Marion Jones, as a basketball player wearing number 20 on her back, made a great leap into the collegiate ranks in 1994, starting as point guard her first year at Chapel Hill and helped North Carolina win the NCAA championship title; she would go on to score 1.716 points in her three basketball seasons with the Tar Heels, helping them to a 92-10 record. Hatchell would later state that Marion Jones, whom she stated was one of the most coachable athletes she had ever coached in 33 years, was a big part of that championship victory.
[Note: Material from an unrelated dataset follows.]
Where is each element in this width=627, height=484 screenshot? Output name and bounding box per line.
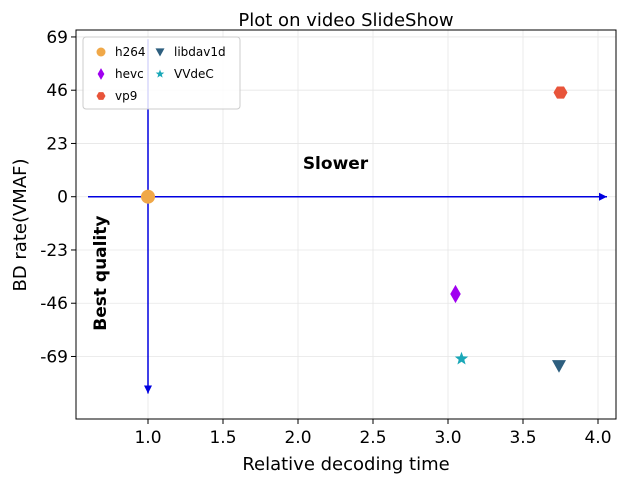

The two-sport star athlete named Marion Jones – who had agreed to skip indoor competitions between basketball and outdoor track seasons – proved to have physical limits, and wasn’t made of steel. She broke the 5th metatarsal bone in her left foot while practicing with the USA Basketball team at the World University Games in 1995 and missed the forthcoming occasion of returning to the track in an Olympic year after a couple years of uninspiring efforts. Her plans on competing in the long jump at the USATF Outdoor Championships were placed on hold.